Os Estados Unidos continuam insistindo que as armas foram disparadas por apoiadores do governo. Assad nega.
Não há dados que permitam cravar com absoluta certeza uma das versões.
Nem é nosso objetivo determinar quem está certo.
O ponto é a importância da guerra da informação.
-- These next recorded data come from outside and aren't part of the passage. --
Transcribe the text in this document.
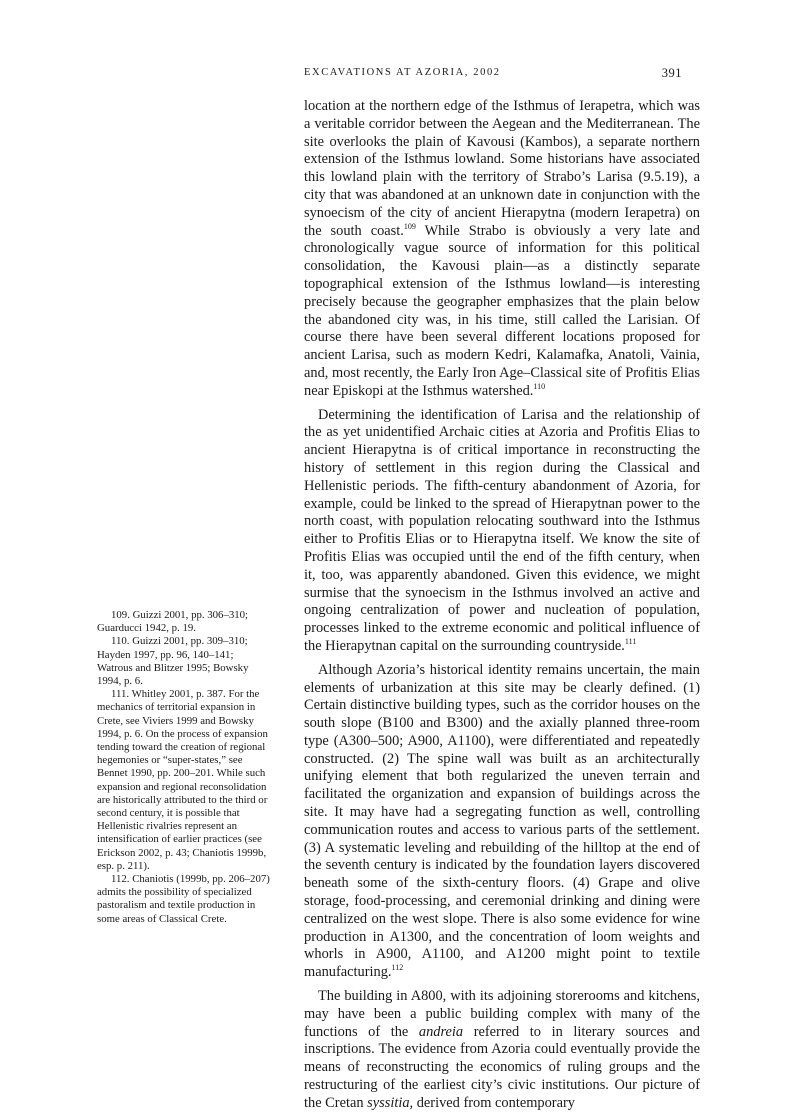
EXCAVATIONS AT AZORIA, 2002	391

location at the northern edge of the Isthmus of Ierapetra, which was a veritable corridor between the Aegean and the Mediterranean. The site overlooks the plain of Kavousi (Kambos), a separate northern extension of the Isthmus lowland. Some historians have associated this lowland plain with the territory of Strabo’s Larisa (9.5.19), a city that was abandoned at an unknown date in conjunction with the synoecism of the city of ancient Hierapytna (modern Ierapetra) on the south coast.$^{109}$ While Strabo is obviously a very late and chronologically vague source of information for this political consolidation, the Kavousi plain—as a distinctly separate topographical extension of the Isthmus lowland—is interesting precisely because the geographer emphasizes that the plain below the abandoned city was, in his time, still called the Larisian. Of course there have been several different locations proposed for ancient Larisa, such as modern Kedri, Kalamafka, Anatoli, Vainia, and, most recently, the Early Iron Age–Classical site of Profitis Elias near Episkopi at the Isthmus watershed.$^{110}$

Determining the identification of Larisa and the relationship of the as yet unidentified Archaic cities at Azoria and Profitis Elias to ancient Hierapytna is of critical importance in reconstructing the history of settlement in this region during the Classical and Hellenistic periods. The fifth-century abandonment of Azoria, for example, could be linked to the spread of Hierapytnan power to the north coast, with population relocating southward into the Isthmus either to Profitis Elias or to Hierapytna itself. We know the site of Profitis Elias was occupied until the end of the fifth century, when it, too, was apparently abandoned. Given this evidence, we might surmise that the synoecism in the Isthmus involved an active and ongoing centralization of power and nucleation of population, processes linked to the extreme economic and political influence of the Hierapytnan capital on the surrounding countryside.$^{111}$

Although Azoria’s historical identity remains uncertain, the main elements of urbanization at this site may be clearly defined. (1) Certain distinctive building types, such as the corridor houses on the south slope (B100 and B300) and the axially planned three-room type (A300–500; A900, A1100), were differentiated and repeatedly constructed. (2) The spine wall was built as an architecturally unifying element that both regularized the uneven terrain and facilitated the organization and expansion of buildings across the site. It may have had a segregating function as well, controlling communication routes and access to various parts of the settlement. (3) A systematic leveling and rebuilding of the hilltop at the end of the seventh century is indicated by the foundation layers discovered beneath some of the sixth-century floors. (4) Grape and olive storage, food-processing, and ceremonial drinking and dining were centralized on the west slope. There is also some evidence for wine production in A1300, and the concentration of loom weights and whorls in A900, A1100, and A1200 might point to textile manufacturing.$^{112}$

The building in A800, with its adjoining storerooms and kitchens, may have been a public building complex with many of the functions of the andreia referred to in literary sources and inscriptions. The evidence from Azoria could eventually provide the means of reconstructing the economics of ruling groups and the restructuring of the earliest city’s civic institutions. Our picture of the Cretan syssitia, derived from contemporary

109. Guizzi 2001, pp. 306–310; Guarducci 1942, p. 19.

110. Guizzi 2001, pp. 309–310; Hayden 1997, pp. 96, 140–141; Watrous and Blitzer 1995; Bowsky 1994, p. 6.

111. Whitley 2001, p. 387. For the mechanics of territorial expansion in Crete, see Viviers 1999 and Bowsky 1994, p. 6. On the process of expansion tending toward the creation of regional hegemonies or “super-states,” see Bennet 1990, pp. 200–201. While such expansion and regional reconsolidation are historically attributed to the third or second century, it is possible that Hellenistic rivalries represent an intensification of earlier practices (see Erickson 2002, p. 43; Chaniotis 1999b, esp. p. 211).

112. Chaniotis (1999b, pp. 206–207) admits the possibility of specialized pastoralism and textile production in some areas of Classical Crete.
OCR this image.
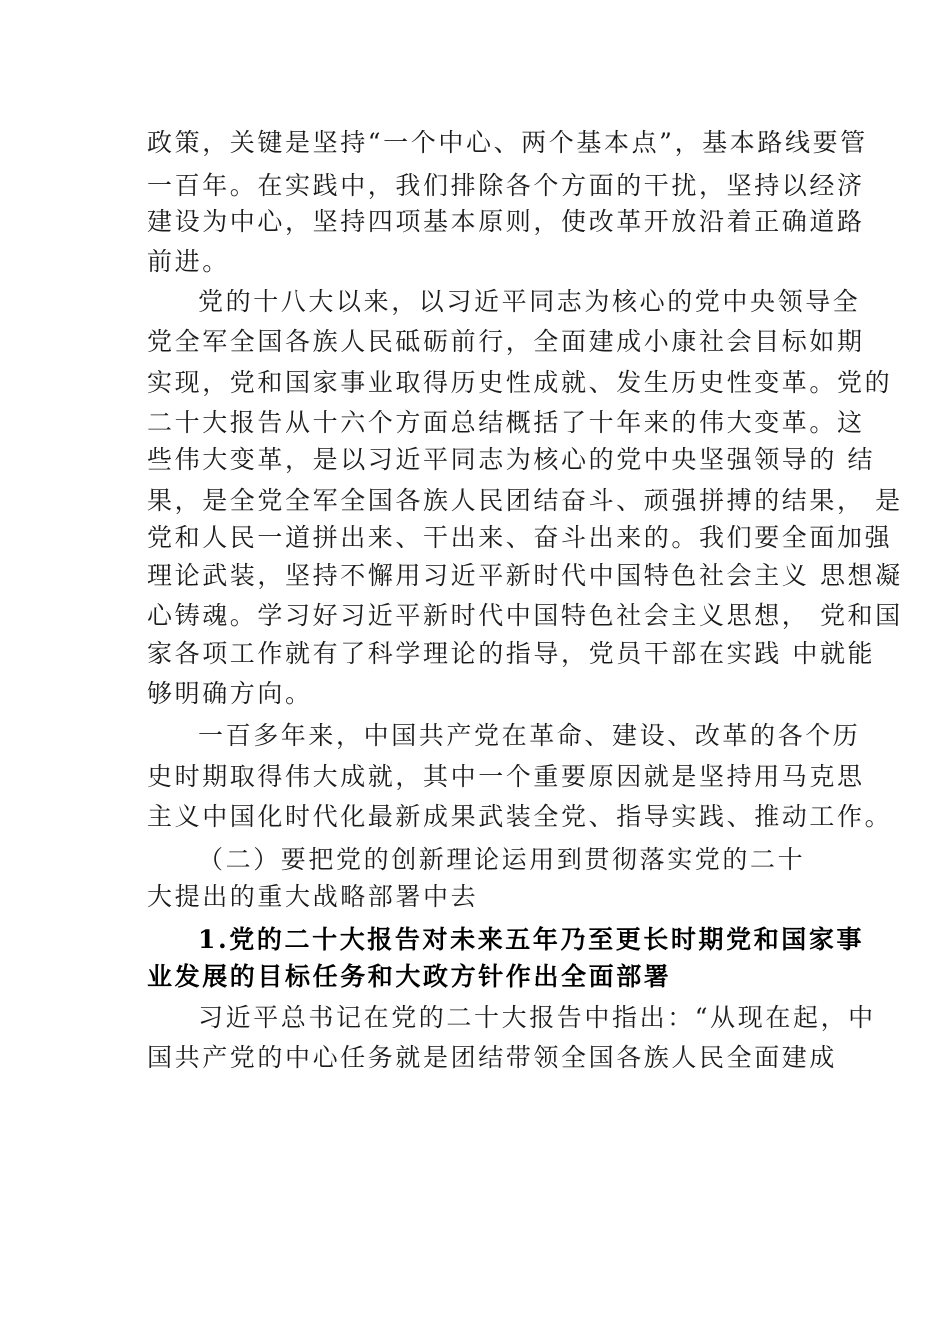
政策，关键是坚持“一个中心、两个基本点”，基本路线要管
一百年。在实践中，我们排除各个方面的干扰，坚持以经济
建设为中心，坚持四项基本原则，使改革开放沿着正确道路
前进。
党的十八大以来，以习近平同志为核心的党中央领导全
党全军全国各族人民砥砺前行，全面建成小康社会目标如期
实现，党和国家事业取得历史性成就、发生历史性变革。党的
二十大报告从十六个方面总结概括了十年来的伟大变革。这
些伟大变革，是以习近平同志为核心的党中央坚强领导的 结
果，是全党全军全国各族人民团结奋斗、顽强拼搏的结果， 是
党和人民一道拼出来、干出来、奋斗出来的。我们要全面加强
理论武装，坚持不懈用习近平新时代中国特色社会主义 思想凝
心铸魂。学习好习近平新时代中国特色社会主义思想， 党和国
家各项工作就有了科学理论的指导，党员干部在实践 中就能
够明确方向。
一百多年来，中国共产党在革命、建设、改革的各个历
史时期取得伟大成就，其中一个重要原因就是坚持用马克思
主义中国化时代化最新成果武装全党、指导实践、推动工作。
（二）要把党的创新理论运用到贯彻落实党的二十
大提出的重大战略部署中去
1.党的二十大报告对未来五年乃至更长时期党和国家事
业发展的目标任务和大政方针作出全面部署
习近平总书记在党的二十大报告中指出：“从现在起，中
国共产党的中心任务就是团结带领全国各族人民全面建成
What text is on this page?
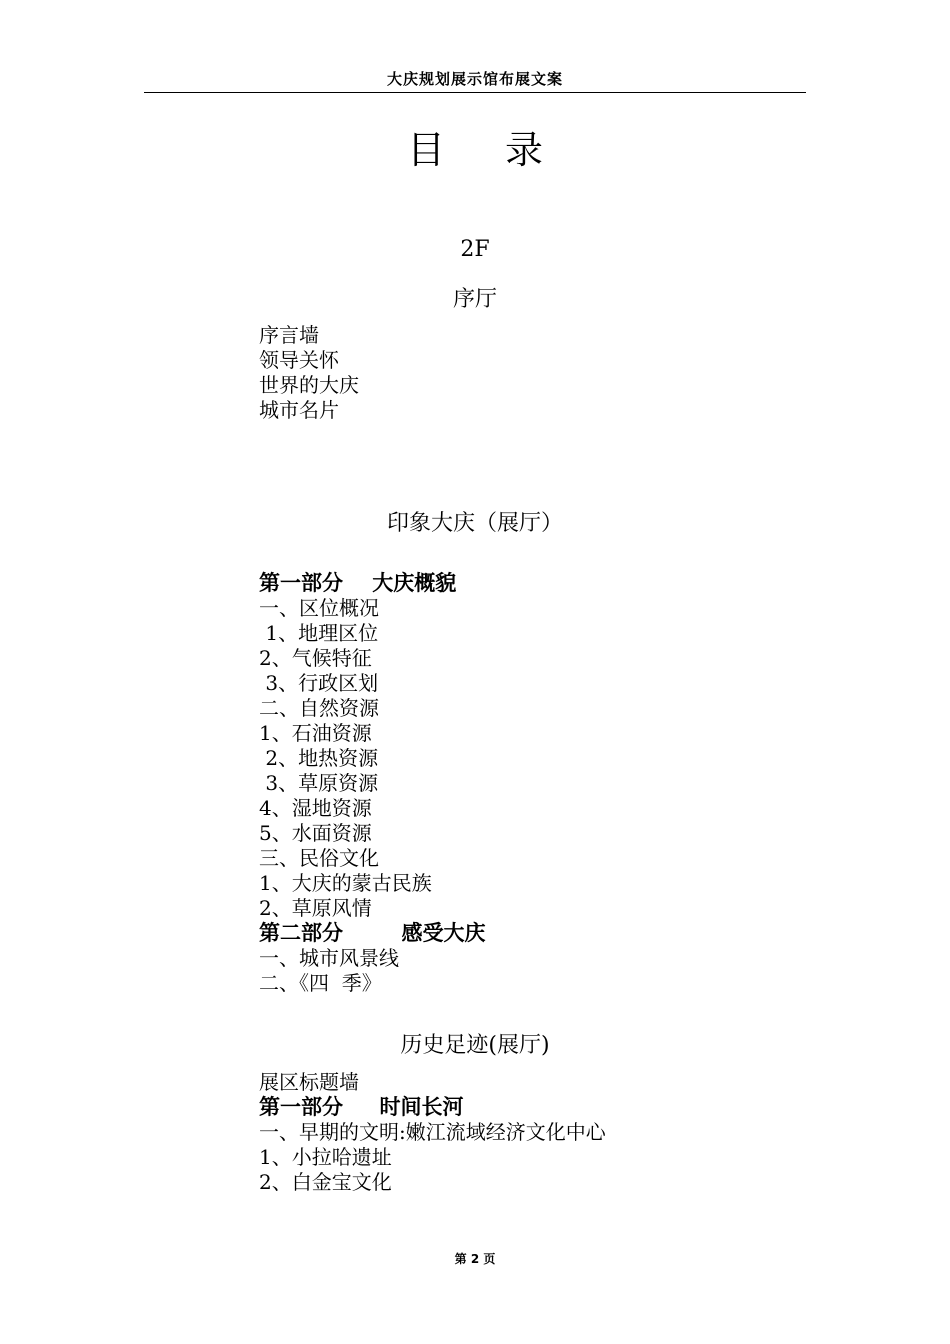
大庆规划展示馆布展文案
目 录
2F
序厅
序言墙
领导关怀
世界的大庆
城市名片
印象大庆（展厅）
第一部分    大庆概貌
一、区位概况
1、地理区位
2、气候特征
3、行政区划
二、自然资源
1、石油资源
2、地热资源
3、草原资源
4、湿地资源
5、水面资源
三、民俗文化
1、大庆的蒙古民族
2、草原风情
第二部分        感受大庆
一、城市风景线
二、《四  季》
历史足迹(展厅)
展区标题墙
第一部分     时间长河
一、早期的文明:嫩江流域经济文化中心
1、小拉哈遗址
2、白金宝文化
第 2 页
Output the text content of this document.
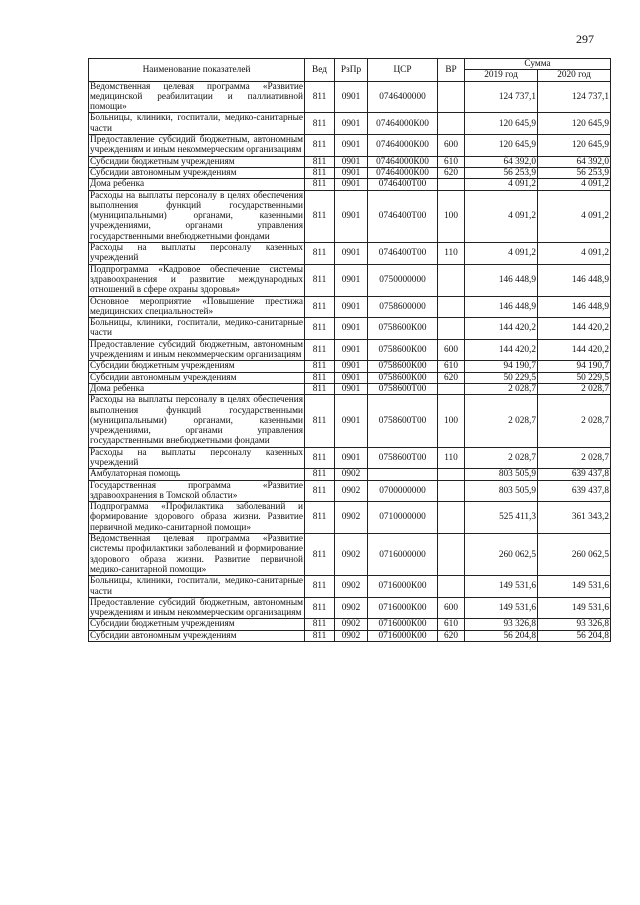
297
Наименование показателей	Вед	РзПр	ЦСР	ВР	Сумма	
					2019 год	2020 год
Ведомственная целевая программа «Развитие медицинской реабилитации и паллиативной помощи»	811	0901	0746400000		124 737,1	124 737,1
Больницы, клиники, госпитали, медико-санитарные части	811	0901	07464000К00		120 645,9	120 645,9
Предоставление субсидий бюджетным, автономным учреждениям и иным некоммерческим организациям	811	0901	07464000К00	600	120 645,9	120 645,9
Субсидии бюджетным учреждениям	811	0901	07464000К00	610	64 392,0	64 392,0
Субсидии автономным учреждениям	811	0901	07464000К00	620	56 253,9	56 253,9
Дома ребенка	811	0901	0746400Т00		4 091,2	4 091,2
Расходы на выплаты персоналу в целях обеспечения выполнения функций государственными (муниципальными) органами, казенными учреждениями, органами управления государственными внебюджетными фондами	811	0901	0746400Т00	100	4 091,2	4 091,2
Расходы на выплаты персоналу казенных учреждений	811	0901	0746400Т00	110	4 091,2	4 091,2
Подпрограмма «Кадровое обеспечение системы здравоохранения и развитие международных отношений в сфере охраны здоровья»	811	0901	0750000000		146 448,9	146 448,9
Основное мероприятие «Повышение престижа медицинских специальностей»	811	0901	0758600000		146 448,9	146 448,9
Больницы, клиники, госпитали, медико-санитарные части	811	0901	0758600К00		144 420,2	144 420,2
Предоставление субсидий бюджетным, автономным учреждениям и иным некоммерческим организациям	811	0901	0758600К00	600	144 420,2	144 420,2
Субсидии бюджетным учреждениям	811	0901	0758600К00	610	94 190,7	94 190,7
Субсидии автономным учреждениям	811	0901	0758600К00	620	50 229,5	50 229,5
Дома ребенка	811	0901	0758600Т00		2 028,7	2 028,7
Расходы на выплаты персоналу в целях обеспечения выполнения функций государственными (муниципальными) органами, казенными учреждениями, органами управления государственными внебюджетными фондами	811	0901	0758600Т00	100	2 028,7	2 028,7
Расходы на выплаты персоналу казенных учреждений	811	0901	0758600Т00	110	2 028,7	2 028,7
Амбулаторная помощь	811	0902			803 505,9	639 437,8
Государственная программа «Развитие здравоохранения в Томской области»	811	0902	0700000000		803 505,9	639 437,8
Подпрограмма «Профилактика заболеваний и формирование здорового образа жизни. Развитие первичной медико-санитарной помощи»	811	0902	0710000000		525 411,3	361 343,2
Ведомственная целевая программа «Развитие системы профилактики заболеваний и формирование здорового образа жизни. Развитие первичной медико-санитарной помощи»	811	0902	0716000000		260 062,5	260 062,5
Больницы, клиники, госпитали, медико-санитарные части	811	0902	0716000К00		149 531,6	149 531,6
Предоставление субсидий бюджетным, автономным учреждениям и иным некоммерческим организациям	811	0902	0716000К00	600	149 531,6	149 531,6
Субсидии бюджетным учреждениям	811	0902	0716000К00	610	93 326,8	93 326,8
Субсидии автономным учреждениям	811	0902	0716000К00	620	56 204,8	56 204,8
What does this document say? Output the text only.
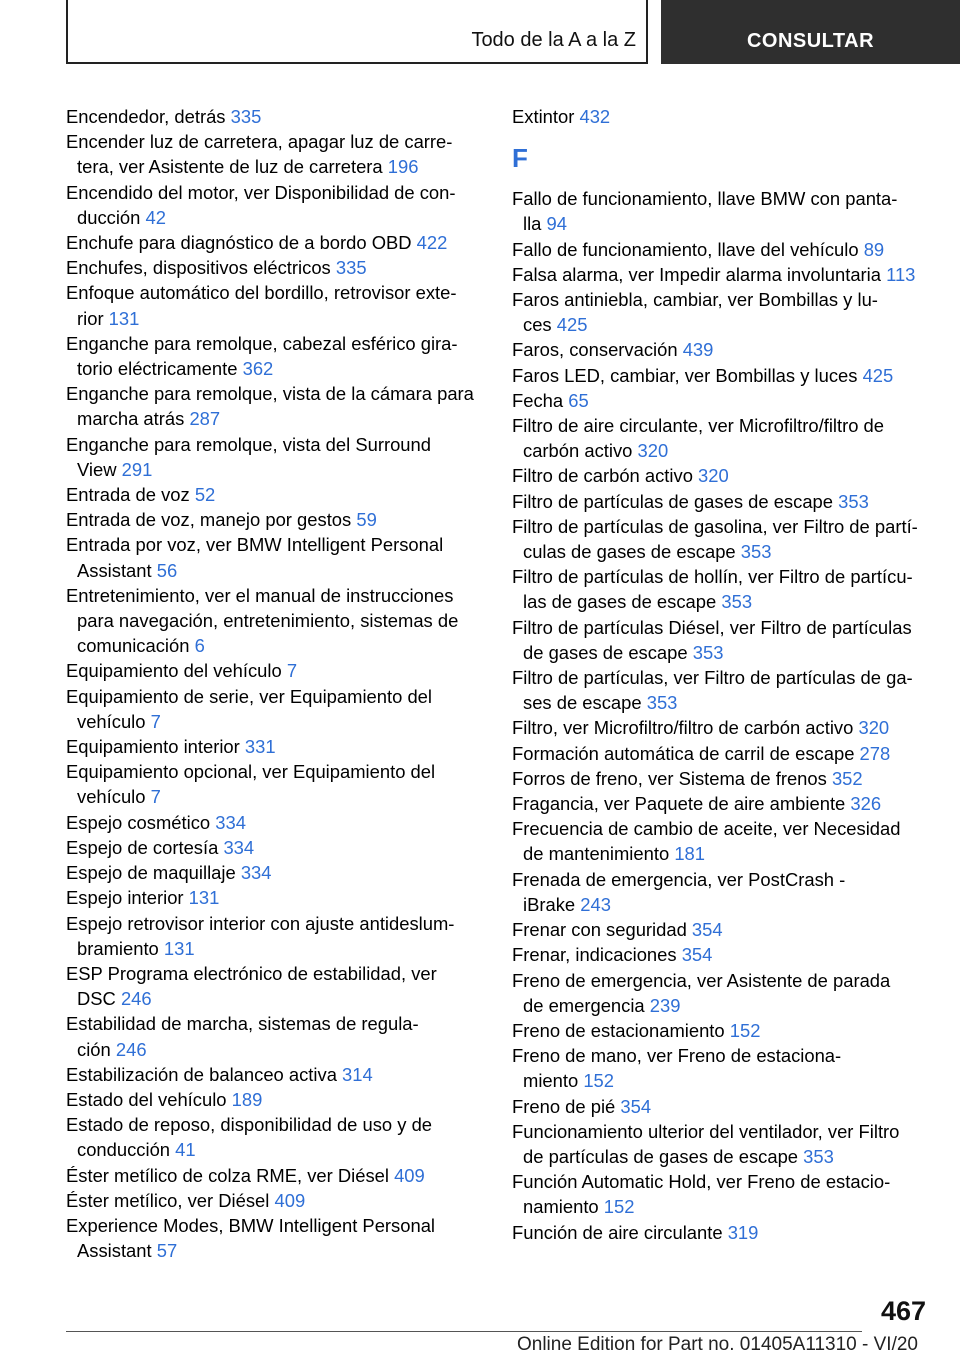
Todo de la A a la Z	CONSULTAR
Encendedor, detrás 335
Encender luz de carretera, apagar luz de carre-
tera, ver Asistente de luz de carretera 196
Encendido del motor, ver Disponibilidad de con-
ducción 42
Enchufe para diagnóstico de a bordo OBD 422
Enchufes, dispositivos eléctricos 335
Enfoque automático del bordillo, retrovisor exte-
rior 131
Enganche para remolque, cabezal esférico gira-
torio eléctricamente 362
Enganche para remolque, vista de la cámara para
marcha atrás 287
Enganche para remolque, vista del Surround
View 291
Entrada de voz 52
Entrada de voz, manejo por gestos 59
Entrada por voz, ver BMW Intelligent Personal
Assistant 56
Entretenimiento, ver el manual de instrucciones
para navegación, entretenimiento, sistemas de
comunicación 6
Equipamiento del vehículo 7
Equipamiento de serie, ver Equipamiento del
vehículo 7
Equipamiento interior 331
Equipamiento opcional, ver Equipamiento del
vehículo 7
Espejo cosmético 334
Espejo de cortesía 334
Espejo de maquillaje 334
Espejo interior 131
Espejo retrovisor interior con ajuste antideslum-
bramiento 131
ESP Programa electrónico de estabilidad, ver
DSC 246
Estabilidad de marcha, sistemas de regula-
ción 246
Estabilización de balanceo activa 314
Estado del vehículo 189
Estado de reposo, disponibilidad de uso y de
conducción 41
Éster metílico de colza RME, ver Diésel 409
Éster metílico, ver Diésel 409
Experience Modes, BMW Intelligent Personal
Assistant 57
Extintor 432
F
Fallo de funcionamiento, llave BMW con panta-
lla 94
Fallo de funcionamiento, llave del vehículo 89
Falsa alarma, ver Impedir alarma involuntaria 113
Faros antiniebla, cambiar, ver Bombillas y lu-
ces 425
Faros, conservación 439
Faros LED, cambiar, ver Bombillas y luces 425
Fecha 65
Filtro de aire circulante, ver Microfiltro/filtro de
carbón activo 320
Filtro de carbón activo 320
Filtro de partículas de gases de escape 353
Filtro de partículas de gasolina, ver Filtro de partí-
culas de gases de escape 353
Filtro de partículas de hollín, ver Filtro de partícu-
las de gases de escape 353
Filtro de partículas Diésel, ver Filtro de partículas
de gases de escape 353
Filtro de partículas, ver Filtro de partículas de ga-
ses de escape 353
Filtro, ver Microfiltro/filtro de carbón activo 320
Formación automática de carril de escape 278
Forros de freno, ver Sistema de frenos 352
Fragancia, ver Paquete de aire ambiente 326
Frecuencia de cambio de aceite, ver Necesidad
de mantenimiento 181
Frenada de emergencia, ver PostCrash -
iBrake 243
Frenar con seguridad 354
Frenar, indicaciones 354
Freno de emergencia, ver Asistente de parada
de emergencia 239
Freno de estacionamiento 152
Freno de mano, ver Freno de estaciona-
miento 152
Freno de pié 354
Funcionamiento ulterior del ventilador, ver Filtro
de partículas de gases de escape 353
Función Automatic Hold, ver Freno de estacio-
namiento 152
Función de aire circulante 319
467
Online Edition for Part no. 01405A11310 - VI/20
Tão poderosa quanto a mais poderosa das Forças Aéreas, mas disparando torpedos noticiosos.
Corte para a Ucrânia, em 2014.
A brutalidade do regime de Viktor Yanukovich, presidente da Ucrânia, é exposta a partir do fato de que policiais ou militares supostamente ligados a seu governo disparam indiscriminadamente contra manifestantes na praça central de Kiev, a capital do país.
Foi a versão que ocupou manchetes de jornais e noticiários de TV.
No entanto, o ministro das Relações Exteriores da Estônia, Urmas Paet, confirma que teve uma conversa com a principal diplomata da União Europeia, Catherine Ashton, na qual relatou o que ouviu em Kiev: que franco atiradores teriam disparado tanto contra policiais quanto contra manifestantes.
Isso indica que alguém pode ter ficado descontente com a possibilidade de sucesso do acordo que previa a manutenção de Yanukovich no poder à espera de novas eleições.
O que disse Urmas Paet?
Que havia conversado com uma médica de uma clínica móvel, que atendia manifestantes na praça, de nome Olga:
Há um entendimento cada vez mais forte de que, por trás dos franco atiradores, não estava Yanukovich, mas alguém da nova coalizão.
Segundo, também perturbador, esta mesma Olga [Bogomolets, a médica] me disse que todas as provas demonstram que houve gente morta por franco atiradores dos dois lados, entre policiais e gente da rua, que são os mesmos franco atiradores matando gente dos dois lados.
E então ela me mostrou fotos, ela disse que como médica poderia dizer que são as mesmas assinaturas, os mesmos tipos de projéteis, e é realmente perturbador que agora a nova coalizão não quer investigar o que aconteceu exatamente.
A ligação aconteceu depois de o ministro estoniano ter visitado Kiev em 25 de fevereiro, logo depois do climax dos confrontos entre manifestantes e forças pró-governo.
Outra mentira?
A de que a Rússia tenha despachado 16 mil soldados para ocupar a Criméia.
A presença naval russa na Criméia é de 1783, diz o mesmo RT.
O mais antigo navio russo em atividade no Mar Negro navega desde 1915!
O acordo militar permite que a Rússia estacione até 25 mil homens na região.
Portanto, não houve invasão militar em larga escala da Criméia, ao contrário do que você lê por aí.
E, sim, os russos consideram suas bases na região absolutamente estratégicas.